Bear attack: rangers shoot killer grizzly in night vision ambush

Bear attack: rangers shoot killer grizzly in night vision ambush

Bear attack: rangers shoot killer grizzly in night vision ambush

Wildlife officials in Montana stake out chicken coop visited by same grizzly that fatally mauled camper

Bear trap set in the camping area where Leah Davis Lokan was killed by a grizzly.

Associated Press in Helena
Fri 9 Jul 2021 21.48 EDT

A grizzly bear that pulled a California woman from her tent and killed her has been fatally shot by wildlife officials, who used night-vision goggles to stake out a chicken coop it had also raided near the small Montana town of Ovando.

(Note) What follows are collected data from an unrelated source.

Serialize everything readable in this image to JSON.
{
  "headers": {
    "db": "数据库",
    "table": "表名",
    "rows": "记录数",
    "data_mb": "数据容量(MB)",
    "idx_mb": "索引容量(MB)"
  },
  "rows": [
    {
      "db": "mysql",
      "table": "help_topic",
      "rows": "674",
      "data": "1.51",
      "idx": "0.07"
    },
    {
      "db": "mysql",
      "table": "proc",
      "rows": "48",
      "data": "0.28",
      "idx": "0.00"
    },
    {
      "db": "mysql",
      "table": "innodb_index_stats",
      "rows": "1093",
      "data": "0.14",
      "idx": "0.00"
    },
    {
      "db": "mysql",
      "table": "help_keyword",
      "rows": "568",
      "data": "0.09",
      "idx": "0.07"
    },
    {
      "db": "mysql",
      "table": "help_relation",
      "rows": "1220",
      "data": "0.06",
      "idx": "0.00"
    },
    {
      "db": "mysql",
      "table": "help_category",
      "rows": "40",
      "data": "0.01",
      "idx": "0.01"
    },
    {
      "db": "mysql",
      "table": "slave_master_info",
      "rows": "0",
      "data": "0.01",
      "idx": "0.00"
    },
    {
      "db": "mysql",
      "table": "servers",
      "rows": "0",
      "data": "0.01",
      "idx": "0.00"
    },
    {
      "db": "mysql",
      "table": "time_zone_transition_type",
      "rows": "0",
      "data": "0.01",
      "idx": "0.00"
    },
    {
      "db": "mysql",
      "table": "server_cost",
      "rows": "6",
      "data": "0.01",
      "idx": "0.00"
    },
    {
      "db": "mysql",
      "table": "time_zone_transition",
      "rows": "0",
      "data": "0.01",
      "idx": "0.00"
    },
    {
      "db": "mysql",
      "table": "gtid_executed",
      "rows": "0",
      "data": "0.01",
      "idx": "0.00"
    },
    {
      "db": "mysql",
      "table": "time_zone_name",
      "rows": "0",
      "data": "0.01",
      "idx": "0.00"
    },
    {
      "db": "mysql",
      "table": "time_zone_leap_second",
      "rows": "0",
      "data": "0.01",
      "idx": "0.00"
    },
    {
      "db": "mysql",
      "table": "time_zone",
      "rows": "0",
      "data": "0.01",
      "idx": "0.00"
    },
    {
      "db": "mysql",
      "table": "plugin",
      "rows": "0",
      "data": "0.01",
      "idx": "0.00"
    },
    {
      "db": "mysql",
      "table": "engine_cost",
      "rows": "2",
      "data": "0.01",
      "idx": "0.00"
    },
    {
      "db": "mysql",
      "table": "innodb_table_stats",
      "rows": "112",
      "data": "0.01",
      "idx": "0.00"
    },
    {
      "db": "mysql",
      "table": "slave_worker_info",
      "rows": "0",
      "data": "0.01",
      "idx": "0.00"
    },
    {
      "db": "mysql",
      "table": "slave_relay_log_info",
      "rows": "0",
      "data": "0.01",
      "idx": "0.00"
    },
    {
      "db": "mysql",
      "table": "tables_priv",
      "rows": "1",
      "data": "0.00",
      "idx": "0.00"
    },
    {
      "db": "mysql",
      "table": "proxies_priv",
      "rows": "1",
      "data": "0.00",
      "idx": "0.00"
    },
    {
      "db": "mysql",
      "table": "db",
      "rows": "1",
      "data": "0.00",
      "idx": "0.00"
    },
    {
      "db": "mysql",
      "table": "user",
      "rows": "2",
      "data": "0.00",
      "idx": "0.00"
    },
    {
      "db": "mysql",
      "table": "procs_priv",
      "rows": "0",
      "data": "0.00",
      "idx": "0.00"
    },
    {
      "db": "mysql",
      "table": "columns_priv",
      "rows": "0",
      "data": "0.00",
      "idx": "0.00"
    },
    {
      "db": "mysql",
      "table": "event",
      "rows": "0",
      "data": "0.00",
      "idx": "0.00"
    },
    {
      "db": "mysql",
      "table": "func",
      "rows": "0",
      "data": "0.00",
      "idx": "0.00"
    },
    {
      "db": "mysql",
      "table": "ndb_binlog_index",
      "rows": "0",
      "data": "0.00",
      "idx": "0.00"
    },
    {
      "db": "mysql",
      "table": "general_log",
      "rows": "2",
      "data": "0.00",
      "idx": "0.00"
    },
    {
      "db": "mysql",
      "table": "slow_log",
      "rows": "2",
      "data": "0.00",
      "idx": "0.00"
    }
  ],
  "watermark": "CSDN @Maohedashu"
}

They shot the bear shortly after midnight on Friday when it approached a trap set near the coop about two miles from Ovando where 65-year-old Leah Davis Lokan of Chico, California, was killed on Tuesday, said Greg Lemon with Montana Fish, Wildlife and Parks.

Lokan, a nurse, was on a mountain biking trip. She and two companions were camping behind the Ovando post office when she was attacked.

The estimated 400-pound (181kg) bear awakened Lokan and her companions in a nearby tent about 3am on Tuesday, officials said. After the bear ran away, the campers removed food from their tents, secured it and went back to sleep, Montana wildlife officials said.

About 15 minutes later the bear was seen on a video camera at a business about a block away from the post office, wildlife officials said. About 4.15am the sheriff’s office received a 911 call after two people in a tent near the victim’s were awakened by sounds of the attack, Roselles said. They used bear spray, and the animal ran away.

The bear is also believed to have entered a chicken coop in town that night, killing and eating several chickens. Authorities hunted it over three days, using helicopters and searchers on the ground and setting out five large traps made from steel culverts and baited with roadkill. “Based on the size of the bear, the colour of the bear and the nature of the chicken coop raids, we’re confident we’ve got the offending bear,” Lemon said.

Bears that attack people are not always killed if the mauling resulted from a surprise encounter or the bear was defending its young. But the bear involved in Lokan’s death was considered a public safety threat.